Bien avant le conflit ukrainien, les hausses des tarifs étaient intervenues pour les usagers, quasiment chaque année. Les prix sur les marchés de gros de l’électricité étaient soumis à la spéculation. Cette situation était encore aggravée par leur indexation sur les prix du gaz, sans aucun rapport avec la structure de la production électrique en France.

La fin des tarifs réglementés était programmée. La mise en place de l’Arenh (accès régulé à l’énergie nucléaire historique) s’est traduite par une ponction indue sur les revenus d’EDF au profit de ses concurrents, qui pouvaient désormais acheter à bas prix l’électricité nucléaire pour la revendre plus cher aux usagers.

Le déclenchement de la guerre en Ukraine a largement dégradé ce contexte global. Dans un environnement marqué par les pénuries et les décisions de boycott, les prix n’ont pas seulement augmenté, ils ont explosé. Des dizaines de milliers de commerçants, d’artisans, de PME, d’exploitations agricoles, mais aussi de collectivités locales sont en grave difficulté, voire acculés à la faillite du fait de l’augmentation délirante de leurs contrats de fourniture d’électricité ou de gaz ou encore du prix des carburants.

Des centaines de milliers de familles ne peuvent plus payer leurs factures et doivent choisir entre se nourrir et se chauffer. Dans ces conditions, le bouclier tarifaire gouvernemental se révèle insuffisant. La spéculation s’en est donné à cœur joie. Il suffit, pour s’en convaincre, de se référer au bénéfice d’Engie qui s’envole de 43 % ou à celui de Total, en hausse de 90 % malgré les pertes du groupe en Russie. Quant à EDF, le gouvernement lui a imposé, en 2022, plus de 8 milliards de perte sèche supplémentaires en l’obligeant par décret à vendre, à prix réglementé, 20 TWh d’électricité aux fournisseurs privés, en sus des 100 TWh annuels. EDF est ensuite obligée de les racheter sur le marché à un prix six à dix fois plus élevé. Plus globalement, l’Europe a troqué sa dépendance au gaz russe contre des sources plus chères et plus polluantes, dont les gaz et pétroles de schiste américains.

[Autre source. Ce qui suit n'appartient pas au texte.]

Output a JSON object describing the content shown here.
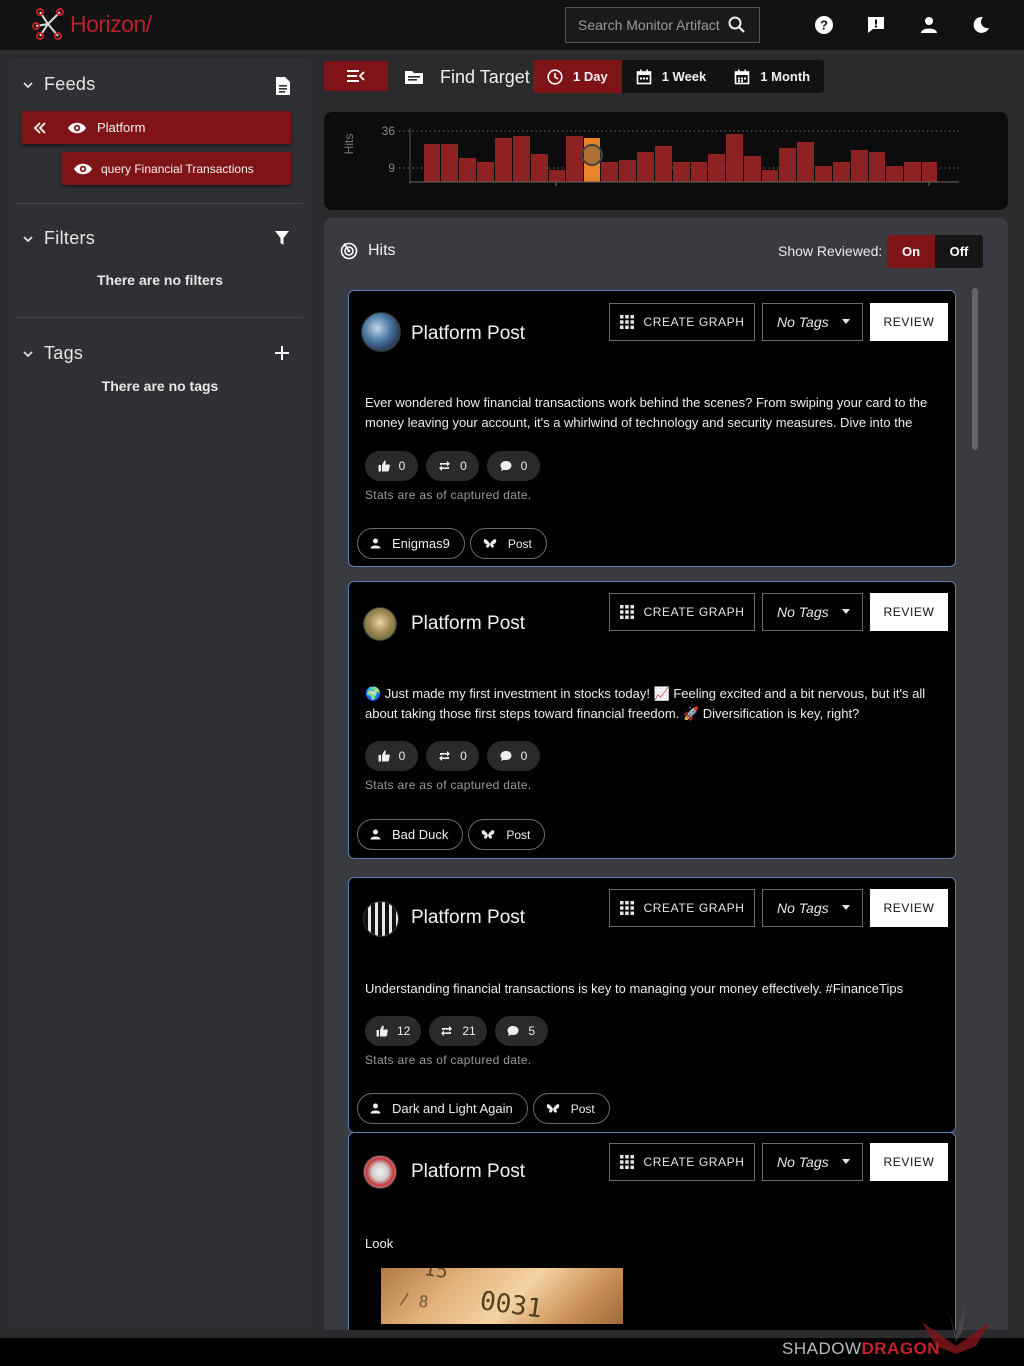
{
  "app": {
    "name": "Horizon/",
    "accent": "#7f1418",
    "brand_red": "#b5222a"
  },
  "search": {
    "placeholder": "Search Monitor Artifacts"
  },
  "topbar_icons": [
    "help-icon",
    "alert-icon",
    "user-icon",
    "dark-mode-icon"
  ],
  "sidebar": {
    "feeds": {
      "title": "Feeds",
      "items": [
        {
          "label": "Platform"
        },
        {
          "label": "query Financial Transactions"
        }
      ]
    },
    "filters": {
      "title": "Filters",
      "empty": "There are no filters"
    },
    "tags": {
      "title": "Tags",
      "empty": "There are no tags"
    }
  },
  "main": {
    "find_target_label": "Find Target",
    "ranges": [
      {
        "label": "1 Day",
        "active": true
      },
      {
        "label": "1 Week",
        "active": false
      },
      {
        "label": "1 Month",
        "active": false
      }
    ]
  },
  "histogram": {
    "ylabel": "Hits",
    "ticks": [
      36,
      9
    ]
  },
  "hits": {
    "title": "Hits",
    "show_reviewed_label": "Show Reviewed:",
    "toggle_on": "On",
    "toggle_off": "Off",
    "create_graph_label": "CREATE GRAPH",
    "tags_label": "No Tags",
    "review_label": "REVIEW",
    "stats_note": "Stats are as of captured date.",
    "posts": [
      {
        "title": "Platform Post",
        "text": "Ever wondered how financial transactions work behind the scenes? From swiping your card to the money leaving your account, it's a whirlwind of technology and security measures. Dive into the",
        "likes": "0",
        "reposts": "0",
        "comments": "0",
        "author": "Enigmas9",
        "type": "Post"
      },
      {
        "title": "Platform Post",
        "text": "🌍 Just made my first investment in stocks today! 📈 Feeling excited and a bit nervous, but it's all about taking those first steps toward financial freedom. 🚀 Diversification is key, right?",
        "likes": "0",
        "reposts": "0",
        "comments": "0",
        "author": "Bad Duck",
        "type": "Post"
      },
      {
        "title": "Platform Post",
        "text": "Understanding financial transactions is key to managing your money effectively. #FinanceTips",
        "likes": "12",
        "reposts": "21",
        "comments": "5",
        "author": "Dark and Light Again",
        "type": "Post"
      },
      {
        "title": "Platform Post",
        "text": "Look"
      }
    ]
  },
  "footer": {
    "brand_a": "SHADOW",
    "brand_b": "DRAGON"
  }
}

Cette situation conduit à un enseignement majeur : la soumission du secteur de l’énergie aux lois du marché capitaliste produit des résultats catastrophiques. Le dogme selon lequel l’énergie est une marchandise – qui plus est une marchandise comme les autres – relève à l’évidence de l’escroquerie et profite aux seules multinationales et aux courtiers.

Il faut affirmer haut et fort que l’énergie est un bien essentiel, un bien commun de l’humanité. Elle doit être produite et gérée comme tel. Le droit à l’énergie doit être assuré pour toutes et tous et ne pas être compromis par la spéculation financière. Pour répondre aux besoins, la planification à long terme intégrant les dimensions économique, technologique, sociale et écologique doit devenir la règle. Il en va de même des coopérations entre producteurs, comme entre producteurs et consommateurs. En France, EDF et Engie doivent être renationalisées et démocratisées. Un pôle public de l’énergie doit être créé et la qualité de service public de ce secteur réaffirmée.

C’est pour contribuer à ce débat si nécessaire que la Fondation Gabriel-Péri, sous le marrainage de la présidente du groupe communiste, républicain, citoyen et écologiste du Sénat, organise les 17 et 18 mars, au Palais du Luxembourg, un colloque international intitulé « L’énergie, bien commun de l’humanité ? », qui permettra d’approfondir la réflexion et contribuera, nous en sommes convaincus, à la mobilisation indispensable sur ce sujet déterminant.